Mecz zaplanowano jako trzeci na korcie nr 2. Transmisję przeprowadził EuroSport. Niestety, Polak przegrał 0:3 (3:6, 6:7, 3:6)
Tradycyjnie już w pierwszym w roku turnieju wielkoszlemowym w Melbourne zawodnikom najbardziej daje się we znaki upał. Tak było w konfrontacji Agnieszki Radwańskiej z Amerykanką Christiną McHale. Temperatura przekraczała 35 stopni. Polka wygrała 6:2, 6:3, ale nie był to wybitny mecz w jej wykonaniu. Problemy miała zwłaszcza z serwisem, który ostatnio znacznie poprawiła. Dała się cztery razy przełamać, co sprawiło trochę problemu. Zwłaszcza z drugim secie. Od stanu 3:1, pozwoliła doprowadzić do wyrównania, w kolejnym gemie przegrywała 0:30. Ale Radwańska gra najlepiej, gdy ma trudne sytuację i tak było tym razem. Wygrała tego gema, po czym dwa następne i cały mecz.
Agencja TVN/x-news
Z pewnością trudniej będzie w drugiej rundzie, w której Polka zmierzy się w środę z Eugenie Bouchard. Kanadyjka pokonała 6:3, 6:4 Serbkę Aleksandra Krunić.

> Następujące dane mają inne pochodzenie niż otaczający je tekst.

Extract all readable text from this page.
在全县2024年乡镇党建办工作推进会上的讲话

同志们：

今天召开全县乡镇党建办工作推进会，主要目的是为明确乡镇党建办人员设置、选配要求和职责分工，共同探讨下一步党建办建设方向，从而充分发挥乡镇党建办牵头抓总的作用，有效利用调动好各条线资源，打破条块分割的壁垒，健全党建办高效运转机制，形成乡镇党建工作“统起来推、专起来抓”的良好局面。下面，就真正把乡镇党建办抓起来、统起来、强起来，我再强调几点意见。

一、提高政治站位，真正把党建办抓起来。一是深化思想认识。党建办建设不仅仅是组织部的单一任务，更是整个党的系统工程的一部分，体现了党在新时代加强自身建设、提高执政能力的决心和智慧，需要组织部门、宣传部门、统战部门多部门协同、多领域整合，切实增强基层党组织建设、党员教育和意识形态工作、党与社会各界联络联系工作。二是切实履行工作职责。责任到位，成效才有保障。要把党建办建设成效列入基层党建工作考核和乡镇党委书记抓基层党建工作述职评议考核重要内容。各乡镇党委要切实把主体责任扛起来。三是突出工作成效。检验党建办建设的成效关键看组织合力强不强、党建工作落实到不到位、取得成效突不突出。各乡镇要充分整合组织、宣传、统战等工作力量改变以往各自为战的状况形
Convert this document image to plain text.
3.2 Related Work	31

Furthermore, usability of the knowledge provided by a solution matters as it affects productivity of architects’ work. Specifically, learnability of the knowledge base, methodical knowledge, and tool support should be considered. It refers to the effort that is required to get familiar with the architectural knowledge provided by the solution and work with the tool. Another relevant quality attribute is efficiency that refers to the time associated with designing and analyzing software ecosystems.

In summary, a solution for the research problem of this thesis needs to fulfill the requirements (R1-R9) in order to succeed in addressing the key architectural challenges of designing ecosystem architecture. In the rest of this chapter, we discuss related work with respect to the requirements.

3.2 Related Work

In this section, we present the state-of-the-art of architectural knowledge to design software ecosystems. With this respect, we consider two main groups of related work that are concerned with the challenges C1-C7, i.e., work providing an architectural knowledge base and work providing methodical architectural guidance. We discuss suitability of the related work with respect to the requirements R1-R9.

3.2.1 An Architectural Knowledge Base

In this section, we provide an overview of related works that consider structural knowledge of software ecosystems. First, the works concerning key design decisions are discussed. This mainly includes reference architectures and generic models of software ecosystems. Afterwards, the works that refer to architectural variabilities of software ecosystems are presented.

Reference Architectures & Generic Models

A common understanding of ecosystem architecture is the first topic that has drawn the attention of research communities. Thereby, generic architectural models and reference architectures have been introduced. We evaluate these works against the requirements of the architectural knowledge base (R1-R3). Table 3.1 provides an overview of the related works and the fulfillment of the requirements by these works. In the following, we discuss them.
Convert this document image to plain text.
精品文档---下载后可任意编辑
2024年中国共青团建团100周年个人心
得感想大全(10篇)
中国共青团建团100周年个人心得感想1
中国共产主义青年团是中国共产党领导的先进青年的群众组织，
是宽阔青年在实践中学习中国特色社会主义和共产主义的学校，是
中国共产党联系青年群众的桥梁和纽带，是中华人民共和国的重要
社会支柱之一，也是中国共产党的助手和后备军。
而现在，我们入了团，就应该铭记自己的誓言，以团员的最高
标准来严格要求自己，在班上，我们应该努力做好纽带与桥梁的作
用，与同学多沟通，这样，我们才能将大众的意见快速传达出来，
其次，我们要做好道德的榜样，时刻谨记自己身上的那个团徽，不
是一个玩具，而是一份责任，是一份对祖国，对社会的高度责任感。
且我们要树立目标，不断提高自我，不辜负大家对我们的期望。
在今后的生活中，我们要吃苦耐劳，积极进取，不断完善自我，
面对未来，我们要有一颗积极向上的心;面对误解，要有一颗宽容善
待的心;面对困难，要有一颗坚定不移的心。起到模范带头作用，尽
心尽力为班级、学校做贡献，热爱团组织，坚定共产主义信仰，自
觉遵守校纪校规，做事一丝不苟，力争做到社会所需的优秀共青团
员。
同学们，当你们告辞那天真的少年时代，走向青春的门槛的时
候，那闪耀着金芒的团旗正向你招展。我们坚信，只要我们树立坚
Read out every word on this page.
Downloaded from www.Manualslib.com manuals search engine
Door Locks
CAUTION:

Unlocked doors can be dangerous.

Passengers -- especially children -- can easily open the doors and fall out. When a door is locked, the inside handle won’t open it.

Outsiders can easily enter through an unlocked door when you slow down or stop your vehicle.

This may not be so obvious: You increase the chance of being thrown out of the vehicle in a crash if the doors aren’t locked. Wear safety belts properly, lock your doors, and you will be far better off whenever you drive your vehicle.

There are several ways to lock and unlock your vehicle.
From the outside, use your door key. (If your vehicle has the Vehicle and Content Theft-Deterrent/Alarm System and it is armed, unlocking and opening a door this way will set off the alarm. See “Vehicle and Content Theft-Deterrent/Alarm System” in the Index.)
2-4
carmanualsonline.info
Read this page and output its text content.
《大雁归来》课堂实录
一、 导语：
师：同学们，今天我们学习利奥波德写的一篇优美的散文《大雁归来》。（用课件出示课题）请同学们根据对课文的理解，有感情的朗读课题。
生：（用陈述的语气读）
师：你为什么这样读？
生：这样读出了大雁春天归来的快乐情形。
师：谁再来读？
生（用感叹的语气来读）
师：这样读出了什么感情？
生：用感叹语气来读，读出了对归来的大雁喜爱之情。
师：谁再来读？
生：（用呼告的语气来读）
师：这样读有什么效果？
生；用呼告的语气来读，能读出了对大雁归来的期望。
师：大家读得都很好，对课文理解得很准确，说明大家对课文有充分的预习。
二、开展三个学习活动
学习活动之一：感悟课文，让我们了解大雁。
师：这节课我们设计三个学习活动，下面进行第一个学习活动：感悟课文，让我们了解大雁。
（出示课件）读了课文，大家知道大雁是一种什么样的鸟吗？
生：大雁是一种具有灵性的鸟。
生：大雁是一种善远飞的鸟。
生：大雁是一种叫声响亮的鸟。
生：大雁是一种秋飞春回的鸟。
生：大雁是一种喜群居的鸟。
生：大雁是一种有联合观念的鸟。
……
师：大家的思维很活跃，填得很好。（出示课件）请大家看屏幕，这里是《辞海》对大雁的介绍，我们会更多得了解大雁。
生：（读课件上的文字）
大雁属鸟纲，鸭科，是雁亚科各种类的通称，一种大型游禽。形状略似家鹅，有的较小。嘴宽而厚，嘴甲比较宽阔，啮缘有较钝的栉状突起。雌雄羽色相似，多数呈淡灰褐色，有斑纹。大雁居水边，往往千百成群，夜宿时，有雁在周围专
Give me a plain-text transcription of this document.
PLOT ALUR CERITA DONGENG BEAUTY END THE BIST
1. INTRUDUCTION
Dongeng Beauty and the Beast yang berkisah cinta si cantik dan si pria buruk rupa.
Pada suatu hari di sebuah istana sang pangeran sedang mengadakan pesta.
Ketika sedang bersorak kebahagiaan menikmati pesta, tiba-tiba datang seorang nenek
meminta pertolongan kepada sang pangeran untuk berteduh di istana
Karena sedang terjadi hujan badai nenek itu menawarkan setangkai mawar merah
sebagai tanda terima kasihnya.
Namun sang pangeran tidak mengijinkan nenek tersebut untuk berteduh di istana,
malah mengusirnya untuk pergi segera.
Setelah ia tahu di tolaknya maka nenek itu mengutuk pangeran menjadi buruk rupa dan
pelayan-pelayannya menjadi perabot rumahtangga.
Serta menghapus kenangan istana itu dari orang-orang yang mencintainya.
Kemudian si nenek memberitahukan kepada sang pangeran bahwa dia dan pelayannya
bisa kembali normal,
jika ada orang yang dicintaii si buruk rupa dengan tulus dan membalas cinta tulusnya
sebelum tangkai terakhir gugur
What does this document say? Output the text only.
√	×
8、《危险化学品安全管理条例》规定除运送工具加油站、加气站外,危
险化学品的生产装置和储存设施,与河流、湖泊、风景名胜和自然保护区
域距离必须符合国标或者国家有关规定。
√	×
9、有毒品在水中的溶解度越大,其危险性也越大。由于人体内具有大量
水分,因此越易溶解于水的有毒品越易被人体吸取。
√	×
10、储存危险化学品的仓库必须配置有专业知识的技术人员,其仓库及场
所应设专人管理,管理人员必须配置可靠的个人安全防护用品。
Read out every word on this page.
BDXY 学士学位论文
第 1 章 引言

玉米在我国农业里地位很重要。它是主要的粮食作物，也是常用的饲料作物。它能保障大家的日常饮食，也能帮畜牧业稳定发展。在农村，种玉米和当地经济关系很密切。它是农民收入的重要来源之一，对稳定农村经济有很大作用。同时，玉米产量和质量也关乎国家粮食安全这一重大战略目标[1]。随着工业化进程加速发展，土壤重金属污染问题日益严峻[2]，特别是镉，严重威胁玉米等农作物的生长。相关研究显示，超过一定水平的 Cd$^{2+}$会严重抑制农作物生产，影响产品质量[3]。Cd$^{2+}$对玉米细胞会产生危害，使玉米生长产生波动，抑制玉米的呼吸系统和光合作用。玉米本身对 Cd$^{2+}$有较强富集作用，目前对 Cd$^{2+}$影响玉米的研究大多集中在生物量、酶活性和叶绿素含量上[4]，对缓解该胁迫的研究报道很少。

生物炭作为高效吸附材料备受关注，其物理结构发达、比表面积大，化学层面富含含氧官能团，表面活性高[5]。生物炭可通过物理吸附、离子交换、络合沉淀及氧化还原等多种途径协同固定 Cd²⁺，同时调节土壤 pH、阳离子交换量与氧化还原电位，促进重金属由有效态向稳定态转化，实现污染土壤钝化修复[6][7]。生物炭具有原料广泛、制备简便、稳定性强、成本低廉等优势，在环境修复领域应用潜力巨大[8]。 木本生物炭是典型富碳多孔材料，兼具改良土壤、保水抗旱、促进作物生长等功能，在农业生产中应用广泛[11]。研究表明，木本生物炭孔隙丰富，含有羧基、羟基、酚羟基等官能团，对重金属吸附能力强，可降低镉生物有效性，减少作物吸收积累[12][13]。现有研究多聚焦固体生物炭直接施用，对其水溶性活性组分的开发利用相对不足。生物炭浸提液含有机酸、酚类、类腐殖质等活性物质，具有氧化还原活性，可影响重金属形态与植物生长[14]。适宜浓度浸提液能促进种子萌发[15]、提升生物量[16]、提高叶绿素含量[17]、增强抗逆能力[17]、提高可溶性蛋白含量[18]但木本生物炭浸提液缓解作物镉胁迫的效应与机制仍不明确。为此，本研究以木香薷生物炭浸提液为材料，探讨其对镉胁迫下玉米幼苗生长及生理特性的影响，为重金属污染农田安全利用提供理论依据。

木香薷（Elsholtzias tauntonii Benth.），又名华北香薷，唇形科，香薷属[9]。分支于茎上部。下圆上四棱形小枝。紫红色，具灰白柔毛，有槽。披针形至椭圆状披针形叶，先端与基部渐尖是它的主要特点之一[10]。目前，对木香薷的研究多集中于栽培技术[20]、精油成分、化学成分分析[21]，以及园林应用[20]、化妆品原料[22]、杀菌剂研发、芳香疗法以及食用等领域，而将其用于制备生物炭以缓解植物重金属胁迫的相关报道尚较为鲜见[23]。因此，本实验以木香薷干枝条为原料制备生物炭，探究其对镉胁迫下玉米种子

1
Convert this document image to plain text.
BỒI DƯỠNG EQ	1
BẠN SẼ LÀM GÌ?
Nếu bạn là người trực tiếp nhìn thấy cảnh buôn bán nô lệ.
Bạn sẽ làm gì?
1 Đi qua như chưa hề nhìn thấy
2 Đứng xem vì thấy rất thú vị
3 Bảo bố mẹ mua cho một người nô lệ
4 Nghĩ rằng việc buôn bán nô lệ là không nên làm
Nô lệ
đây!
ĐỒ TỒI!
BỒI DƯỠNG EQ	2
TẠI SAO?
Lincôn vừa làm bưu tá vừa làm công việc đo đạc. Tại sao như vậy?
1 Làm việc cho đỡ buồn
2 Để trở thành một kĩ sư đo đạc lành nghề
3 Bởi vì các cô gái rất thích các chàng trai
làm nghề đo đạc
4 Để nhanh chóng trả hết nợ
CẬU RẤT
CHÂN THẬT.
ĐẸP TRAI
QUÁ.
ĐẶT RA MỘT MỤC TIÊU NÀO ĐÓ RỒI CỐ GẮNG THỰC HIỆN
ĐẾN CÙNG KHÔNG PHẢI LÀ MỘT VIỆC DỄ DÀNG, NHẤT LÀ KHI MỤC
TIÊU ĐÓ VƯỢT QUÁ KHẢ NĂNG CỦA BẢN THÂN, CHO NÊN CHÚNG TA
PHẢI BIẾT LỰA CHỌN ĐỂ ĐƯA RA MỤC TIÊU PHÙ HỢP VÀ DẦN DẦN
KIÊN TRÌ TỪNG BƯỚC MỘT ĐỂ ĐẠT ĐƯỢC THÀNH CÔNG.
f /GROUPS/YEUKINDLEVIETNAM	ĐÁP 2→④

W ślady starszej siostry nie poszła niestety Urszula Radwańska. Trzecia obecnie rakieta w Polsce zaczęła spotkanie z Aną Konjuh znakomicie, wygrywając pierwszego seta 6:0. Dwa kolejne (6:4, 6:3) padły jednak łupem 87. na świecie Chorwatki.
Do drugiej rundy nie zdołała awansować również debiutująca w głównej drabince w Melbourne Magda Linette, która przegrała 3:6, 0:6 z Portorykanką Moniką Puig (94. WTA).